Chronique

Retour sur l’analyse de Khellaf Oudjedi sur la rupture entre la Kabylie et le régime algérien

CHRONIQUE (SIWEL) — Dans un long article publié dans la rubrique « Opinion » par notre confrère lematin.dzKhellaf Oudjedi est revenu sur les rapports entre l’Algérie et la Kabylie sous l’intitulé « La Kabylie et le régime : une histoire de défiance et d’indifférence ! ». Commentant les élections législatives et le boycott massif de la Kabylie, MOudjedi note à juste titre que « pendant que le reste de l’Algérie festoie la victoire des partis-Etat (FLN et RND), la Kabylie ravale sa colère », rappelant aussi que les partis kabyles n’ont été que faiblement plébiscités et exclusivement par les Kabyles. Le FFS et le RCD ont beau se présenter comme des partis nationaux, les non-Kabyles ont été là pour leur envoyer une fin de non-recevoir. Au lieu de répondre aux préjugés racistes longtemps distillés par le régime d’Alger contre tout ce qui est kabyle, en versant dans le racisme inverse, et ce, contre tout ce qui n’est pas kabyle, autant se séparer des autres régions et d’assumer son destin et son particularisme.

L’auteur dresse également un tableau noir de l’Algérie, citant les multiples griefs que ne cessent de formuler la Kabylie et le Mouvement pour l’autodétermination de la Kabylie (MAK). L’école, l’industrie, l’agriculture, la liberté de conscience, les libertés démocratiques sont autant de sujets qui font que la Kabylie ne s’est et ne se sentira jamais algérienne. C’est pour rompre justement avec ce suicide collectif auquel le régime a condamné tous les peuples d’Algérie que le MAK-Anavad a décidé de prendre son destin en main et se libérer du joug colonial algérien. Perspective politique bien présente en filigrane dans le texte de MOudjedi, même si elle n’est pas assumée consciemment.
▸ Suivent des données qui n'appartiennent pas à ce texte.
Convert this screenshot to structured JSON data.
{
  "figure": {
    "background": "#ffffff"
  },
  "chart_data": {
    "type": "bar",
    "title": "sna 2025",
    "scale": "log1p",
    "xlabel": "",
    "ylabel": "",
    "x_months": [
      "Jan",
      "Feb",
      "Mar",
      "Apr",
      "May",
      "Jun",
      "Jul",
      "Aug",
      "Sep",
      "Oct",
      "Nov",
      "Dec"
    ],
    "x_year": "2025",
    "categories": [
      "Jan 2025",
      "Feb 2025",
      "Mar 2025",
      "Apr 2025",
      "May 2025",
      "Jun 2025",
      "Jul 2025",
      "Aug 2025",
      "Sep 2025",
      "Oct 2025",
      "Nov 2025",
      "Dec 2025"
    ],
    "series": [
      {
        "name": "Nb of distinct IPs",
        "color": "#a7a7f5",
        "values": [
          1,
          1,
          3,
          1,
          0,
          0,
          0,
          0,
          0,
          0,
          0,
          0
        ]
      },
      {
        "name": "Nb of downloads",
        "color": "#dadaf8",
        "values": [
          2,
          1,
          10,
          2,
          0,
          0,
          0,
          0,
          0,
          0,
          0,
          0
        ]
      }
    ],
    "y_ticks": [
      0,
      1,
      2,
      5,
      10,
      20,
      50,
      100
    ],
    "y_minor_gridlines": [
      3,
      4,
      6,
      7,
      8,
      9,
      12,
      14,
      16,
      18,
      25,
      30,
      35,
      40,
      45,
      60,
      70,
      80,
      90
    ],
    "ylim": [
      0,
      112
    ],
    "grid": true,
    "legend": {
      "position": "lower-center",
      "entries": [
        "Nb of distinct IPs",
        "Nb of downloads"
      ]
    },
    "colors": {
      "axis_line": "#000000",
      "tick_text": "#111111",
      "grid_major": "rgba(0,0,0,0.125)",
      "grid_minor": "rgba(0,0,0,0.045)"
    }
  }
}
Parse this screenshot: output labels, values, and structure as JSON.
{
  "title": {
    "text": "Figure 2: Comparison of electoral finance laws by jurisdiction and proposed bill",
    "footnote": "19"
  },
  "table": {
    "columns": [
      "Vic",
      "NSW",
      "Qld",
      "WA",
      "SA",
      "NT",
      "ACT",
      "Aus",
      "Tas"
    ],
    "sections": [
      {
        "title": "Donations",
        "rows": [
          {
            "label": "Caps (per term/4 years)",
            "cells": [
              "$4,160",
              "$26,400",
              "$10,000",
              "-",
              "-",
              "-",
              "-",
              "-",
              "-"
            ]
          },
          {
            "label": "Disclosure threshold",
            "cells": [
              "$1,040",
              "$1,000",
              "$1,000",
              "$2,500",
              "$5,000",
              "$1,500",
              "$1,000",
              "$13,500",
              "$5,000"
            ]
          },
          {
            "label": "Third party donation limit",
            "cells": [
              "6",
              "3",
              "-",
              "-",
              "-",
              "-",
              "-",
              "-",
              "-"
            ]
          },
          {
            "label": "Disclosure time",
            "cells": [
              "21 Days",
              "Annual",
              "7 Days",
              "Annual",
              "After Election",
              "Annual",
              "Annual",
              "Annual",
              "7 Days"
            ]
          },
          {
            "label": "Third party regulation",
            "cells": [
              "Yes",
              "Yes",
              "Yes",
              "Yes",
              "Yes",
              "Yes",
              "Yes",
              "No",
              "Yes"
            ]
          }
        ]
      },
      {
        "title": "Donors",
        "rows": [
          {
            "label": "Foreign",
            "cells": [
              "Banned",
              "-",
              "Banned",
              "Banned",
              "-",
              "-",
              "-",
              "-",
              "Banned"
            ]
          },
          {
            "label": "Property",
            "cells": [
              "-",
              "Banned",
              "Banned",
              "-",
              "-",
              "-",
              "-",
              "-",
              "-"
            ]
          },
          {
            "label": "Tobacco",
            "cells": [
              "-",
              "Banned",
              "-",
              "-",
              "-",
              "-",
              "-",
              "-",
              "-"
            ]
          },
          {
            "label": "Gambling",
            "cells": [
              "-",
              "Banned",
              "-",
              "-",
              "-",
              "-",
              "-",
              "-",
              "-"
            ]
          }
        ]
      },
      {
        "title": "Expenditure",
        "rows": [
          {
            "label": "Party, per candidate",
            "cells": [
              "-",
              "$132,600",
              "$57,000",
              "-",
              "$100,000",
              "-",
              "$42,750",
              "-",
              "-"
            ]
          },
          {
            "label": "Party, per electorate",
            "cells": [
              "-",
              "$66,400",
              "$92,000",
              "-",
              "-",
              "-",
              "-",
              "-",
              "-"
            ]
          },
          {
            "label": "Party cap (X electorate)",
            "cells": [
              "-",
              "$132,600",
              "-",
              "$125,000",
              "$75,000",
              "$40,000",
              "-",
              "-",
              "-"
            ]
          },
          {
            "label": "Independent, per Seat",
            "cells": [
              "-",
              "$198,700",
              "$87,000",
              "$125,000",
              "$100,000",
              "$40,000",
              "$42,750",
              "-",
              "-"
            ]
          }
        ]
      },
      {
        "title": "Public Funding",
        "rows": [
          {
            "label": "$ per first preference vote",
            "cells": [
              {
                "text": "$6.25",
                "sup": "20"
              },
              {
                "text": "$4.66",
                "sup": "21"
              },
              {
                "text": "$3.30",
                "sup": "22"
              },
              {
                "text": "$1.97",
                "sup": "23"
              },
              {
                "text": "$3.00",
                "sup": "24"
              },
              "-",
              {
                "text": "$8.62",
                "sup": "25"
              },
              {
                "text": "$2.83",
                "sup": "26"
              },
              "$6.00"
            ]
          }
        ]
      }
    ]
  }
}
L’auteur égrène enfin toutes les conditions pour que la Kabylie puisse se sentir algérienne. Tamazight à l’école, dans la justice, respect de la liberté de culte et application de la laïcité, promotion du film amazigh, solidarité des autres régions avec la Kabylie, respect du mode de vie des Kabyles sont les conditions citées par MOudjedi pour que la Kabylie puisse être un jour « algérienne à 100 % ». Il faut admettre que ce sont là autant de raisons qui ont fait que le divorce soit consommé entre la Kabylie et l’Algérie. Un divorce aggravé par le sang des 128 morts et des milliers de blessés versé impunément lors du Printemps noir. On aurait aimé que MKhellaf Oudjedi aille jusqu’au bout de son analyse, en citant la naissance du MAK et de l’Anavad, le Gouvernement provisoire kabyle, qui ont décidé de prendre en main le destin de la Kabylie.

Le MAK-Anavad, comme produit de cette « histoire de défiance et d’indifférence », se veut justement l’instrument de ce « détachement » de la Kabylie du reste de l’Algérie. Une donne incontournable du combat national du peuple kabyle qui a été malheureusement omise dans l’analyse de MKhellaf Oudjedi.

Addenda :

MKhellaf Oudjedi a publié une réaction sur l’agression de Massa Rachida Ider et d’autres militants souverainistes le 14 juin dernier à Iɛeẓẓugen. Nous la reproduisons ci-dessous :

« Qu’une femme soit passée à tabac par la police car elle a exprimé pacifiquement ses revendications politiques dans la rue est une atteinte très grave aux droits de l’homme mais aussi aussi aux valeurs de la Kabylie. Que les forces démocratiques fassent entendre leur voix ! ».